Drone pilots are in demand. In fact, the Association for Unmanned Vehicle Systems International, projected more than 100,000 new jobs will be created in unmanned aircraft by the year 2025. And analysts at PricewaterhouseCoopers predicted that the global market for commercial use of drones could reach $127 million by 2020. That’s because more professionals, like realtors, security firms, advertising agencies, architects, construction firms and developers looking for aerial video to do business.
If you want to get in on this groundswell and become a commercial drone pilot, you will need three things:
- A Drone Pilot License
- Professional Drone Insurance
- A Drone
The first thing you will need is a license. Selling drone photos without a license could earn you a $1,100 fine from the Federal Aviation Administration (FAA). The government has mandated that anyone who flies a drone for a commercial, non-recreational or governmental purpose needs to have a special license to do so. This license is called a Part 107, after the rule that governs it.

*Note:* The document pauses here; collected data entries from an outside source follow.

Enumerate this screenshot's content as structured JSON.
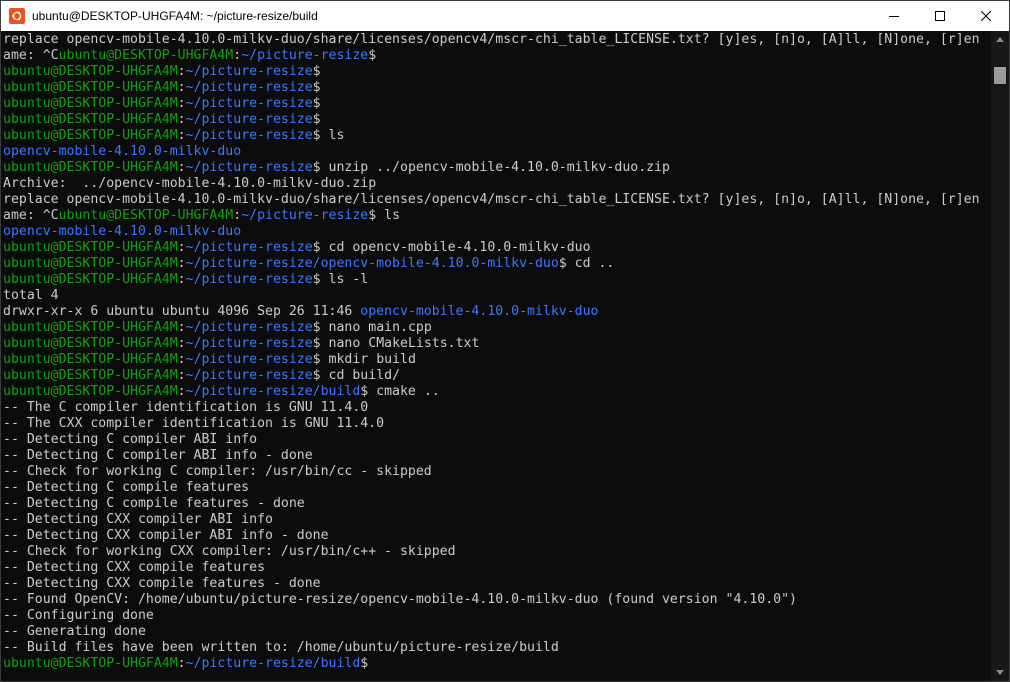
{
  "window": {
    "title": "ubuntu@DESKTOP-UHGFA4M: ~/picture-resize/build",
    "icon": "ubuntu-terminal-icon",
    "controls": [
      "minimize-icon",
      "maximize-icon",
      "close-icon"
    ]
  },
  "colors": {
    "background": "#0c0c0c",
    "text": "#cccccc",
    "prompt_user": "#13a10e",
    "prompt_path": "#3b78ff"
  },
  "terminal": {
    "lines": [
      [
        {
          "t": "replace opencv-mobile-4.10.0-milkv-duo/share/licenses/opencv4/mscr-chi_table_LICENSE.txt? [y]es, [n]o, [A]ll, [N]one, [r]en",
          "c": "white"
        }
      ],
      [
        {
          "t": "ame: ^C",
          "c": "white"
        },
        {
          "t": "ubuntu@DESKTOP-UHGFA4M",
          "c": "green"
        },
        {
          "t": ":",
          "c": "white"
        },
        {
          "t": "~/picture-resize",
          "c": "blue"
        },
        {
          "t": "$",
          "c": "white"
        }
      ],
      [
        {
          "t": "ubuntu@DESKTOP-UHGFA4M",
          "c": "green"
        },
        {
          "t": ":",
          "c": "white"
        },
        {
          "t": "~/picture-resize",
          "c": "blue"
        },
        {
          "t": "$",
          "c": "white"
        }
      ],
      [
        {
          "t": "ubuntu@DESKTOP-UHGFA4M",
          "c": "green"
        },
        {
          "t": ":",
          "c": "white"
        },
        {
          "t": "~/picture-resize",
          "c": "blue"
        },
        {
          "t": "$",
          "c": "white"
        }
      ],
      [
        {
          "t": "ubuntu@DESKTOP-UHGFA4M",
          "c": "green"
        },
        {
          "t": ":",
          "c": "white"
        },
        {
          "t": "~/picture-resize",
          "c": "blue"
        },
        {
          "t": "$",
          "c": "white"
        }
      ],
      [
        {
          "t": "ubuntu@DESKTOP-UHGFA4M",
          "c": "green"
        },
        {
          "t": ":",
          "c": "white"
        },
        {
          "t": "~/picture-resize",
          "c": "blue"
        },
        {
          "t": "$",
          "c": "white"
        }
      ],
      [
        {
          "t": "ubuntu@DESKTOP-UHGFA4M",
          "c": "green"
        },
        {
          "t": ":",
          "c": "white"
        },
        {
          "t": "~/picture-resize",
          "c": "blue"
        },
        {
          "t": "$ ls",
          "c": "white"
        }
      ],
      [
        {
          "t": "opencv-mobile-4.10.0-milkv-duo",
          "c": "blue"
        }
      ],
      [
        {
          "t": "ubuntu@DESKTOP-UHGFA4M",
          "c": "green"
        },
        {
          "t": ":",
          "c": "white"
        },
        {
          "t": "~/picture-resize",
          "c": "blue"
        },
        {
          "t": "$ unzip ../opencv-mobile-4.10.0-milkv-duo.zip",
          "c": "white"
        }
      ],
      [
        {
          "t": "Archive:  ../opencv-mobile-4.10.0-milkv-duo.zip",
          "c": "white"
        }
      ],
      [
        {
          "t": "replace opencv-mobile-4.10.0-milkv-duo/share/licenses/opencv4/mscr-chi_table_LICENSE.txt? [y]es, [n]o, [A]ll, [N]one, [r]en",
          "c": "white"
        }
      ],
      [
        {
          "t": "ame: ^C",
          "c": "white"
        },
        {
          "t": "ubuntu@DESKTOP-UHGFA4M",
          "c": "green"
        },
        {
          "t": ":",
          "c": "white"
        },
        {
          "t": "~/picture-resize",
          "c": "blue"
        },
        {
          "t": "$ ls",
          "c": "white"
        }
      ],
      [
        {
          "t": "opencv-mobile-4.10.0-milkv-duo",
          "c": "blue"
        }
      ],
      [
        {
          "t": "ubuntu@DESKTOP-UHGFA4M",
          "c": "green"
        },
        {
          "t": ":",
          "c": "white"
        },
        {
          "t": "~/picture-resize",
          "c": "blue"
        },
        {
          "t": "$ cd opencv-mobile-4.10.0-milkv-duo",
          "c": "white"
        }
      ],
      [
        {
          "t": "ubuntu@DESKTOP-UHGFA4M",
          "c": "green"
        },
        {
          "t": ":",
          "c": "white"
        },
        {
          "t": "~/picture-resize/opencv-mobile-4.10.0-milkv-duo",
          "c": "blue"
        },
        {
          "t": "$ cd ..",
          "c": "white"
        }
      ],
      [
        {
          "t": "ubuntu@DESKTOP-UHGFA4M",
          "c": "green"
        },
        {
          "t": ":",
          "c": "white"
        },
        {
          "t": "~/picture-resize",
          "c": "blue"
        },
        {
          "t": "$ ls -l",
          "c": "white"
        }
      ],
      [
        {
          "t": "total 4",
          "c": "white"
        }
      ],
      [
        {
          "t": "drwxr-xr-x 6 ubuntu ubuntu 4096 Sep 26 11:46 ",
          "c": "white"
        },
        {
          "t": "opencv-mobile-4.10.0-milkv-duo",
          "c": "blue"
        }
      ],
      [
        {
          "t": "ubuntu@DESKTOP-UHGFA4M",
          "c": "green"
        },
        {
          "t": ":",
          "c": "white"
        },
        {
          "t": "~/picture-resize",
          "c": "blue"
        },
        {
          "t": "$ nano main.cpp",
          "c": "white"
        }
      ],
      [
        {
          "t": "ubuntu@DESKTOP-UHGFA4M",
          "c": "green"
        },
        {
          "t": ":",
          "c": "white"
        },
        {
          "t": "~/picture-resize",
          "c": "blue"
        },
        {
          "t": "$ nano CMakeLists.txt",
          "c": "white"
        }
      ],
      [
        {
          "t": "ubuntu@DESKTOP-UHGFA4M",
          "c": "green"
        },
        {
          "t": ":",
          "c": "white"
        },
        {
          "t": "~/picture-resize",
          "c": "blue"
        },
        {
          "t": "$ mkdir build",
          "c": "white"
        }
      ],
      [
        {
          "t": "ubuntu@DESKTOP-UHGFA4M",
          "c": "green"
        },
        {
          "t": ":",
          "c": "white"
        },
        {
          "t": "~/picture-resize",
          "c": "blue"
        },
        {
          "t": "$ cd build/",
          "c": "white"
        }
      ],
      [
        {
          "t": "ubuntu@DESKTOP-UHGFA4M",
          "c": "green"
        },
        {
          "t": ":",
          "c": "white"
        },
        {
          "t": "~/picture-resize/build",
          "c": "blue"
        },
        {
          "t": "$ cmake ..",
          "c": "white"
        }
      ],
      [
        {
          "t": "-- The C compiler identification is GNU 11.4.0",
          "c": "white"
        }
      ],
      [
        {
          "t": "-- The CXX compiler identification is GNU 11.4.0",
          "c": "white"
        }
      ],
      [
        {
          "t": "-- Detecting C compiler ABI info",
          "c": "white"
        }
      ],
      [
        {
          "t": "-- Detecting C compiler ABI info - done",
          "c": "white"
        }
      ],
      [
        {
          "t": "-- Check for working C compiler: /usr/bin/cc - skipped",
          "c": "white"
        }
      ],
      [
        {
          "t": "-- Detecting C compile features",
          "c": "white"
        }
      ],
      [
        {
          "t": "-- Detecting C compile features - done",
          "c": "white"
        }
      ],
      [
        {
          "t": "-- Detecting CXX compiler ABI info",
          "c": "white"
        }
      ],
      [
        {
          "t": "-- Detecting CXX compiler ABI info - done",
          "c": "white"
        }
      ],
      [
        {
          "t": "-- Check for working CXX compiler: /usr/bin/c++ - skipped",
          "c": "white"
        }
      ],
      [
        {
          "t": "-- Detecting CXX compile features",
          "c": "white"
        }
      ],
      [
        {
          "t": "-- Detecting CXX compile features - done",
          "c": "white"
        }
      ],
      [
        {
          "t": "-- Found OpenCV: /home/ubuntu/picture-resize/opencv-mobile-4.10.0-milkv-duo (found version \"4.10.0\")",
          "c": "white"
        }
      ],
      [
        {
          "t": "-- Configuring done",
          "c": "white"
        }
      ],
      [
        {
          "t": "-- Generating done",
          "c": "white"
        }
      ],
      [
        {
          "t": "-- Build files have been written to: /home/ubuntu/picture-resize/build",
          "c": "white"
        }
      ],
      [
        {
          "t": "ubuntu@DESKTOP-UHGFA4M",
          "c": "green"
        },
        {
          "t": ":",
          "c": "white"
        },
        {
          "t": "~/picture-resize/build",
          "c": "blue"
        },
        {
          "t": "$",
          "c": "white"
        }
      ]
    ]
  }
}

To get this license, you have to register with the Integrated Airman Certification and Rating Application (ICARA), then register online for the written test, which costs $150 and can be taken at an FAA approved location. These are often local flying clubs or airports. This test involves 60-plus multiple-choice questions that cover setting up, operating and safely using a drone. You need to answer 70 percent correct to pass.
Applicants must be at least 16 years old and have a government-issued picture ID. Note: It may take a couple of weeks, depending on your location, while you sit on a waiting list. There are about 700 locations in the United States.
To give you some idea of the test’s difficulty level, here’s a sample question:
A stall occurs when the smooth airflow over the unmanned airplane’s wing is disrupted and the lift degenerates rapidly. This is caused when the wing:
A) exceeds the maximum speed.
B) exceeds maximum allowable operating weight.
C) exceeds its critical angle of attack.